10. The method of claim 1, further comprising:
providing feedback to the patient corresponding to their responses during a medication adherence interaction.
11. The method of claim 1, further comprising:
maximizing the frequency of medication adherence interactions right before and after the determined drop-off point.
12. The method of claim 1, wherein the determined drop-off point is based on the brand, type, and class of medication in the patient's medication regimen.
13. The method of claim 1, further comprising:
providing aggregated information about medication adherence interactions for multiple patients to at least one of a pharmaceutical manufacturer and a pharmacist.

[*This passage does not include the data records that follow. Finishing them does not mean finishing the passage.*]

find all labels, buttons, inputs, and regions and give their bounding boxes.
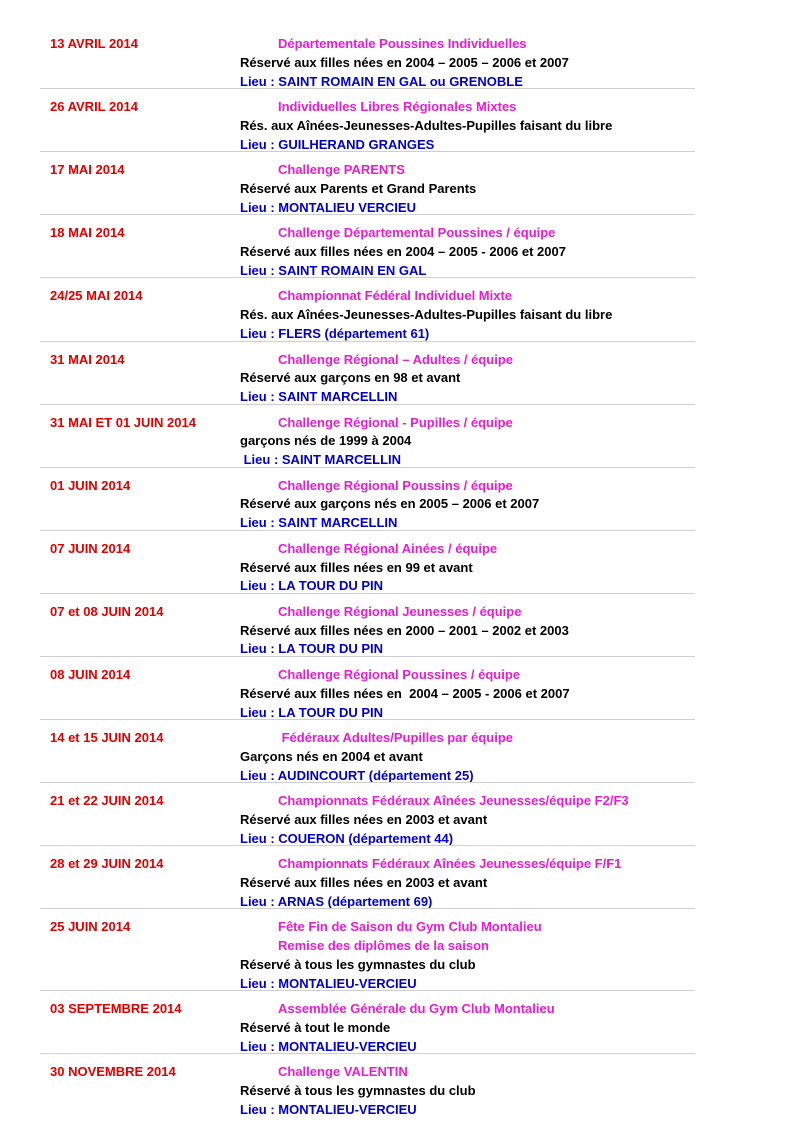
- event-eligibility: Réservé aux filles nées en 2004 – 2005 - 2006 et 2007: [240, 685, 570, 701]
- event-title: Challenge PARENTS: [278, 162, 405, 178]
- event-location: Lieu : MONTALIEU-VERCIEU: [240, 975, 417, 991]
- event-location: Lieu : COUERON (département 44): [240, 830, 454, 846]
- event-location: Lieu : MONTALIEU-VERCIEU: [240, 1038, 417, 1054]
- event-date: 21 et 22 JUIN 2014: [50, 793, 164, 809]
- event-title: Challenge Régional Ainées / équipe: [278, 540, 498, 556]
- event-date: 18 MAI 2014: [50, 225, 125, 241]
- event-eligibility: Garçons nés en 2004 et avant: [240, 748, 423, 764]
- event-location: Lieu : LA TOUR DU PIN: [240, 641, 383, 657]
- event-date: 08 JUIN 2014: [50, 667, 131, 682]
- event-title: Départementale Poussines Individuelles: [278, 36, 527, 51]
- event-date: 13 AVRIL 2014: [50, 36, 138, 51]
- event-date: 24/25 MAI 2014: [50, 288, 143, 304]
- event-location: Lieu : ARNAS (département 69): [240, 893, 433, 909]
- event-title: Championnats Fédéraux Aînées Jeunesses/équipe F2/F3: [278, 793, 629, 809]
- event-eligibility: Réservé à tous les gymnastes du club: [240, 956, 476, 972]
- event-eligibility: Réservé aux filles nées en 2003 et avant: [240, 875, 488, 891]
- event-location: Lieu : MONTALIEU VERCIEU: [240, 199, 416, 215]
- event-title: Remise des diplômes de la saison: [278, 938, 489, 954]
- event-location: Lieu : GUILHERAND GRANGES: [240, 136, 435, 152]
- event-date: 30 NOVEMBRE 2014: [50, 1064, 176, 1080]
- event-location: Lieu : SAINT ROMAIN EN GAL: [240, 262, 427, 278]
- event-eligibility: Réservé à tous les gymnastes du club: [240, 1083, 476, 1099]
- event-date: 14 et 15 JUIN 2014: [50, 730, 164, 746]
- event-date: 01 JUIN 2014: [50, 477, 131, 493]
- event-location: Lieu : SAINT MARCELLIN: [240, 515, 398, 531]
- event-title: Challenge Régional Jeunesses / équipe: [278, 603, 522, 619]
- event-date: 31 MAI 2014: [50, 351, 125, 367]
- event-date: 07 et 08 JUIN 2014: [50, 603, 164, 619]
- event-eligibility: Réservé aux garçons nés en 2005 – 2006 et 2007: [240, 496, 540, 512]
- event-title: Challenge VALENTIN: [278, 1064, 408, 1080]
- event-eligibility: Réservé aux filles nées en 2003 et avant: [240, 811, 488, 827]
- event-location: Lieu : MONTALIEU-VERCIEU: [240, 1101, 417, 1117]
- event-location: Lieu : SAINT MARCELLIN: [240, 452, 402, 468]
- event-eligibility: garçons nés de 1999 à 2004: [240, 433, 412, 449]
- event-eligibility: Réservé aux Parents et Grand Parents: [240, 180, 477, 196]
- event-title: Championnat Fédéral Individuel Mixte: [278, 288, 513, 304]
- event-eligibility: Réservé aux filles nées en 2004 – 2005 - 2006 et 2007: [240, 244, 566, 260]
- event-title: Challenge Régional - Pupilles / équipe: [278, 414, 513, 430]
- event-location: Lieu : AUDINCOURT (département 25): [240, 767, 474, 783]
- event-location: Lieu : LA TOUR DU PIN: [240, 704, 383, 720]
- event-date: 31 MAI ET 01 JUIN 2014: [50, 414, 196, 430]
- event-eligibility: Réservé à tout le monde: [240, 1020, 391, 1036]
- event-eligibility: Réservé aux filles nées en 99 et avant: [240, 559, 473, 575]
- event-title: Challenge Départemental Poussines / équipe: [278, 225, 556, 241]
- event-date: 25 JUIN 2014: [50, 919, 131, 935]
- event-date: 03 SEPTEMBRE 2014: [50, 1001, 182, 1017]
- event-date: 17 MAI 2014: [50, 162, 125, 178]
- event-title: Challenge Régional Poussines / équipe: [278, 667, 520, 682]
- event-location: Lieu : SAINT ROMAIN EN GAL ou GRENOBLE: [240, 73, 523, 89]
- event-date: 28 et 29 JUIN 2014: [50, 856, 164, 872]
- event-eligibility: Rés. aux Aînées-Jeunesses-Adultes-Pupilles faisant du libre: [240, 117, 613, 133]
- event-eligibility: Réservé aux filles nées en 2004 – 2005 – 2006 et 2007: [240, 54, 569, 70]
- event-eligibility: Réservé aux garçons en 98 et avant: [240, 370, 461, 386]
- event-location: Lieu : LA TOUR DU PIN: [240, 578, 383, 594]
- event-title: Assemblée Générale du Gym Club Montalieu: [278, 1001, 555, 1017]
- event-title: Individuelles Libres Régionales Mixtes: [278, 99, 517, 115]
- event-eligibility: Réservé aux filles nées en 2000 – 2001 – 2002 et 2003: [240, 622, 569, 638]
- event-title: Challenge Régional Poussins / équipe: [278, 477, 513, 493]
- event-eligibility: Rés. aux Aînées-Jeunesses-Adultes-Pupilles faisant du libre: [240, 307, 613, 323]
- event-title: Fédéraux Adultes/Pupilles par équipe: [278, 730, 514, 746]
- event-title: Fête Fin de Saison du Gym Club Montalieu: [278, 919, 542, 935]
- event-title: Challenge Régional – Adultes / équipe: [278, 351, 514, 367]
- event-date: 07 JUIN 2014: [50, 540, 131, 556]
- event-location: Lieu : FLERS (département 61): [240, 325, 430, 341]
- event-date: 26 AVRIL 2014: [50, 99, 138, 115]
- event-title: Championnats Fédéraux Aînées Jeunesses/équipe F/F1: [278, 856, 622, 872]
- event-location: Lieu : SAINT MARCELLIN: [240, 389, 398, 405]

14. A system for improving a patient's adherence to a medication regimen, said system comprising:
data acquisition module for receiving medication specific adherence information obtained from at least one of a pharmaceutical company, a pharmacist, and a medical provider,
display for providing patient and medication specific content during a plurality of medication adherence interactions with a patient;
processor for analyzing the medication specific adherence information to determine a medication specific drop-off point and for adjusting the timing and frequency of medication adherence interactions with the patient that are provided to said display based on the drop-off point.
15. The system of claim 14 wherein said processor adjusts the content of medication adherence interactions with the patient based on a patient's responses in one or more previous medication adherence interactions with the patient.
16. The system of claim 15 wherein said processor:
derives a patient barrier using a patient's responses to a plurality of questions from one or more medication adherence interactions;
categorizes a patient with respect to the three segmentation factors of confidence, motivation, and previous adherence;
adjusts the content of one or more further medication adherence interactions that are provided to said display in response to the identified barrier.
17. The system of claim 16 wherein said processor:
segments patients into high, medium, and low categories for each of the three segmentation factors of confidence, motivation, and previous adherence; and
adjusts the content of one or more further medication adherence interactions that are provided to said display to provide more content related to those segmentation factors where the patient is categorized in a low category.
18. The system of claim 16 wherein said processor:
reduces content related to a derived barrier provided to said display when the patient indicates that the derived barrier has been overcome.
19. The system of claim 16 wherein said processor:
monitors the adherence of the patient to the medication regimen;
adjusts the frequency and content of the interaction with the patient based on the monitored adherence.
20. The system of claim 16 wherein said processor maximizes the frequency of medication adherence interactions right before and after the determined drop-off point.